Turbocharging SPHEREx: How U of A Cosmologists Are Using AI to Unlock the Universe's Largest Galaxy Survey
The Spectro-Photometer for the History of the Universe, Epoch of Reionization and Ices Explorer (SPHEREx) mission will provide an all-sky spectral survey.
NASA Jet Propulsion Laboratory
Starting May 1st 2025, NASA’s SPHEREx mission has been in low-earth orbit conducting the first ever all-sky infrared spectral survey. Over the course of 2 years, SPHEREx will eventually map the position and redshifts of ~450 million galaxies. Cosmologists ultimately aim to use the distribution of those galaxies to investigate the first fraction of a second after the big bang – a period known as cosmic inflation – through tiny differences in the overall distribution of matter today.

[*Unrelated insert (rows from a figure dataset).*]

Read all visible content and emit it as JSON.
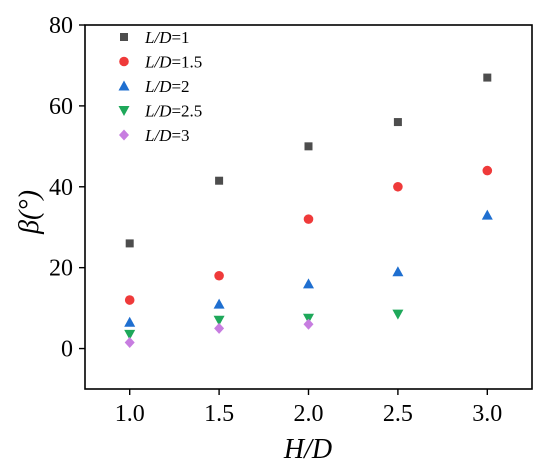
{
  "chart_data": {
    "type": "scatter",
    "xlabel": "H/D",
    "ylabel": "β(°)",
    "xlim": [
      0.75,
      3.25
    ],
    "ylim": [
      -10,
      80
    ],
    "xticks": [
      "1.0",
      "1.5",
      "2.0",
      "2.5",
      "3.0"
    ],
    "yticks": [
      "0",
      "20",
      "40",
      "60",
      "80"
    ],
    "legend_position": "top-left",
    "grid": false,
    "series": [
      {
        "name": "L/D=1",
        "marker": "square",
        "color": "#4d4d4d",
        "x": [
          1.0,
          1.5,
          2.0,
          2.5,
          3.0
        ],
        "y": [
          26,
          41.5,
          50,
          56,
          67
        ]
      },
      {
        "name": "L/D=1.5",
        "marker": "circle",
        "color": "#ef3a3a",
        "x": [
          1.0,
          1.5,
          2.0,
          2.5,
          3.0
        ],
        "y": [
          12,
          18,
          32,
          40,
          44
        ]
      },
      {
        "name": "L/D=2",
        "marker": "triangle-up",
        "color": "#1f6fd0",
        "x": [
          1.0,
          1.5,
          2.0,
          2.5,
          3.0
        ],
        "y": [
          6.5,
          11,
          16,
          19,
          33
        ]
      },
      {
        "name": "L/D=2.5",
        "marker": "triangle-down",
        "color": "#1ea85a",
        "x": [
          1.0,
          1.5,
          2.0,
          2.5
        ],
        "y": [
          3.5,
          7,
          7.5,
          8.5
        ]
      },
      {
        "name": "L/D=3",
        "marker": "diamond",
        "color": "#c77de0",
        "x": [
          1.0,
          1.5,
          2.0
        ],
        "y": [
          1.5,
          5,
          6
        ]
      }
    ]
  }
}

In order to place tight constraints on our model of inflation, scientists first need analysis pipelines that are both accurate and computationally feasible to use, which is a non-trivial challenge given the complexity of the modelling involved. In a new study posted to arXiv, U of A astronomers have built a new neural network model that speeds up these slow modelling calculations by a factor of 900.
This new model, called an emulator by experts, utilizes modern machine learning architectures to generate realistic theoretical predictions of what’s known as the galaxy power spectrum. The power spectrum broadly describes the distribution of galaxies we observe, and depends on both the underlying cosmology, and nuisance parameters that arise from systematics in the modelling and data acquisition. This new emulator learns the relationship between each of these inputs to the final observable we expect to see from SPHEREx such that you can predict the power spectrum much faster than running a more traditional analytic model.
“That amount of speedup really enables us to do much more robust studies on how all our different analysis choices impact our conclusions from the data,” says Joe Adamo, graduate student working in Steward Observatory’s Arizona Cosmology Lab and principal author of the new study. “We’re deeply involved in the SPHEREx mission here in the AZCosmoLab, and we and our collaborators are really excited to start using this model to do just that.”
Joe Adamo
Joe and his colleagues set out to test this new model by running mock SPHEREx analyses with it, and comparing the result to what you get from using a more standard power spectrum modelling code. They found that the emulator achieves excellent agreement at the parameter contour level, with minimal bias and negligible change in error bars, which serves as solid evidence that the model is production-ready for running SPHEREx analyses.
This study, as well as others being done by the group, involve significant contributions from undergraduate students. In this case, many aspects of the emulator structure and training settings needed to be optimized to get the best performance for the given problem. This work was primarily done by Grace Gibbins, a current senior in the Physics department at U of A.
Grace Gibbins presents her work
“Grace’s work was instrumental in completing this project”, says Joe, “and in general we love to give undergrads the opportunity to do impactful research in our group. In fact, we’ve started working with another undergrad on a different SPHEREx-related project.” Indeed, with SPHEREx now in orbit and the emulator ready to go, the team's next step is clear: use it to rigorously stress-test their analysis pipeline by exploring analysis choices like which scales to include in the data, so that when the time comes to analyze the real thing, they'll be ready.